Oropouche orthobunyavirus (OROV) is one of the most common orthobunyaviruses. When OROV infects humans, it causes a rapid fever illness called Oropouche fever. OROV was originally reported in Trinidad and Tobago in 1955 from the blood sample of a fever patient and from a pool of Coquillettidia venezuelensis mosquitoes. In 1960, OROV was isolated from a sloth (Bradypus tridactylus) and a pool of Ochlerotatus serratus  mosquitoes in Brazil. The virus is considered a public health threat in tropical and subtropical areas of Central and South America, with over half a million infected people as of 2005. OROV is considered to be an arbovirus due to the method of transmission by the mosquitoes Aedes serratus and Culex quinquefasciatus among sloths, marsupials, primates, and birds.

Epidemic sites
Between 1961 and 1980, OROV was reported in the northern state of Pará, Brazil, and from 1980 to 2004, OROV had spread to the Amazonas, Amapá, Acre, Rondônia, Tocantis, and Maranhão. The virus causes Oropouche fever, an urban arboviral disease that has since resulted in >30 epidemics during 1960–2009.

Virology
Currently, based on the small segment (SRNA) genetic information, there are 4 major genotypes (I–IV) of OROV. Genotype I was isolated from strains in Acre, Amazonas, Maranhão, Tocantis, Pará, Trinidad, and Tobago. Genotype II was obtained during the spread in Amapá, Pará, Rondônia, and Peru. Genotype III was isolated from samples in Acre, Minas Gerais, Panama, and Rondônia. The final genotype IV was isolated from Amazonas.

Dispersion
A possible dispersal could be predicted for the four genotypes based on time-scaled analysis and epidemiologic data association. Genotype I possibly dispersed towards western Pará, Trinidad, and Tobago. After, genotype I progressed towards Amazonas, Acre, Maranhao, and Tocantins. Genotype II possibly emerged in Amapá, Pará, Rondônia, and Peru at the same time. Genotype III emerged in Rondônia, moved towards Panama, Acre, and Maranhão. From Maranhão, the genotype progressed towards Minas Gerais. Finally, genotype IV emerged from the city of Manaus and Amazonas.
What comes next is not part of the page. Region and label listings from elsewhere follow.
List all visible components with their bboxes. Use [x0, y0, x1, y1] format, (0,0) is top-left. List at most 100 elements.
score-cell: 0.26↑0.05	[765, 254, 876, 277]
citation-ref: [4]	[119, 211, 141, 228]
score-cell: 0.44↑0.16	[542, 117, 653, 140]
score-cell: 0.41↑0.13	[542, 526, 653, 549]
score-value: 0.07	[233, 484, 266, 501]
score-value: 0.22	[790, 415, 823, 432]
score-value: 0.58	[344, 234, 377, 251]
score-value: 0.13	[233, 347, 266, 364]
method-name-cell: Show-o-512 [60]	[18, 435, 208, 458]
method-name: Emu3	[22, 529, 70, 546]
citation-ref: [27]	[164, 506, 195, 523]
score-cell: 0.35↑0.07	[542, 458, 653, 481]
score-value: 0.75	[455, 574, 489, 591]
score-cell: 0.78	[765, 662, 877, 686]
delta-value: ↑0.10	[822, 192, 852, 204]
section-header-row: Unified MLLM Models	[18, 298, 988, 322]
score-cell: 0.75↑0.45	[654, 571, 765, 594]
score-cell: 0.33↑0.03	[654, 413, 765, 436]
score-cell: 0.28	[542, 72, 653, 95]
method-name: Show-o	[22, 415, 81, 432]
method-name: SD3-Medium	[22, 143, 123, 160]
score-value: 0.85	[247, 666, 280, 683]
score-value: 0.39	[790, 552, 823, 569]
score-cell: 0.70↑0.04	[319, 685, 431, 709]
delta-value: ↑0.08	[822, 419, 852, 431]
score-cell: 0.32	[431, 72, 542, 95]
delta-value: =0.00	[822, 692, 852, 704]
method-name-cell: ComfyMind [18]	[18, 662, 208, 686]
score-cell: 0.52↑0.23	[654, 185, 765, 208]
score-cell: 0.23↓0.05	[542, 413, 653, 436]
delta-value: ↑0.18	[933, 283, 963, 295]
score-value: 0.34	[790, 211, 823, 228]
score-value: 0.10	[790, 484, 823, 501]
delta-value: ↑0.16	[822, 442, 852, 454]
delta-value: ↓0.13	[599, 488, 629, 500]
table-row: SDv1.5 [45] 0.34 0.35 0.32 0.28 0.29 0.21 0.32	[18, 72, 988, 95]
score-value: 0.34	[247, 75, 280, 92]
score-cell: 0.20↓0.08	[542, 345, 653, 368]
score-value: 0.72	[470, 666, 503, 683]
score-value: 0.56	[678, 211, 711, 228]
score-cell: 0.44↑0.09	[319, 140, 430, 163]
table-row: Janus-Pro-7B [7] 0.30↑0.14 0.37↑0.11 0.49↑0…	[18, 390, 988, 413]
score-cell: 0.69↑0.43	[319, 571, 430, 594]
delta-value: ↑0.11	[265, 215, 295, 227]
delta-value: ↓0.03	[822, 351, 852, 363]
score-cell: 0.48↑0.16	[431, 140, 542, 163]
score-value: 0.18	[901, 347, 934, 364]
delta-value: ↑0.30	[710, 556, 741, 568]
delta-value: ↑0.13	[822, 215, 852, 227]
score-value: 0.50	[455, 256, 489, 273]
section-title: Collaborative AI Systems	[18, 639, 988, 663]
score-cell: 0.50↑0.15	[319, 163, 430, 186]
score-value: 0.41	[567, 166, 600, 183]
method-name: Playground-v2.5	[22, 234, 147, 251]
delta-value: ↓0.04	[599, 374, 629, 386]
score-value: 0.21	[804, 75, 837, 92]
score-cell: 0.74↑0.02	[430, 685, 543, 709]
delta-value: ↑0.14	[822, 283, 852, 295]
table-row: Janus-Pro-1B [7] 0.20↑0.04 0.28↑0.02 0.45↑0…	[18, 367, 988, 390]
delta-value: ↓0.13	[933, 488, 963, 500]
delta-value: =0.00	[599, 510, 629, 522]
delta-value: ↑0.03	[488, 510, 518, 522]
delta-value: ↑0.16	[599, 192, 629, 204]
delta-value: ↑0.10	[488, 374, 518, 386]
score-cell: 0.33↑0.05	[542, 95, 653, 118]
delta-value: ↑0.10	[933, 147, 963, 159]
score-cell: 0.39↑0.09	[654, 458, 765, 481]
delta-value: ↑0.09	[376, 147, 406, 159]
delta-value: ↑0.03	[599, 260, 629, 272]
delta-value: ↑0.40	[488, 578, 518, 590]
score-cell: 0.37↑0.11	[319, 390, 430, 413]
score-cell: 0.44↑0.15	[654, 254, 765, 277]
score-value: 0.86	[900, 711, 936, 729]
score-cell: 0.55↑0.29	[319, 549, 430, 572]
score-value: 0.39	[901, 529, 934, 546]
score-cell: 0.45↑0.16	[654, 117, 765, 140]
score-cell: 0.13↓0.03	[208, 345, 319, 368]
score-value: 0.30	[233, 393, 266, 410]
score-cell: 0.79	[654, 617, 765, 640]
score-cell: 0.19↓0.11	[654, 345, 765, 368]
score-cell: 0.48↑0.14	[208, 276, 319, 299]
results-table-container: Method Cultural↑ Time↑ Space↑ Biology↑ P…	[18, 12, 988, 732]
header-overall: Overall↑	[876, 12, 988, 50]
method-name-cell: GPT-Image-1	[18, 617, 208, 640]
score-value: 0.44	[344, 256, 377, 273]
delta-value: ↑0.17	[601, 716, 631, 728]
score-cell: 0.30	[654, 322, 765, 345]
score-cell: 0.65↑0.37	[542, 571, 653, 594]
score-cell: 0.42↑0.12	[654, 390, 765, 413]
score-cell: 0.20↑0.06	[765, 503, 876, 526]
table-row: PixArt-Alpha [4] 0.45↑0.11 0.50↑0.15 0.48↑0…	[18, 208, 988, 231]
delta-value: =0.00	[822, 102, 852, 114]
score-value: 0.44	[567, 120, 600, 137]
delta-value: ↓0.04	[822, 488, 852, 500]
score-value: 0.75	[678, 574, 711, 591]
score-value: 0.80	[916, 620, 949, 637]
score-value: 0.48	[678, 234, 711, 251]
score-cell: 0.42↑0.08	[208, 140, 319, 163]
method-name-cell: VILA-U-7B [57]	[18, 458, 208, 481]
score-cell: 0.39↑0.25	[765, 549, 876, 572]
Experimentation and research
OROV has been used extensively in testing with HeLa cells to study the mechanisms of apoptosis induced by the virus. It was found that OROV causes apoptosis by DNA fragmentation. In UV-inactivated OROV, virus-receptor binding was not enough and that viral uncoating and replication were needed to induce apoptosis.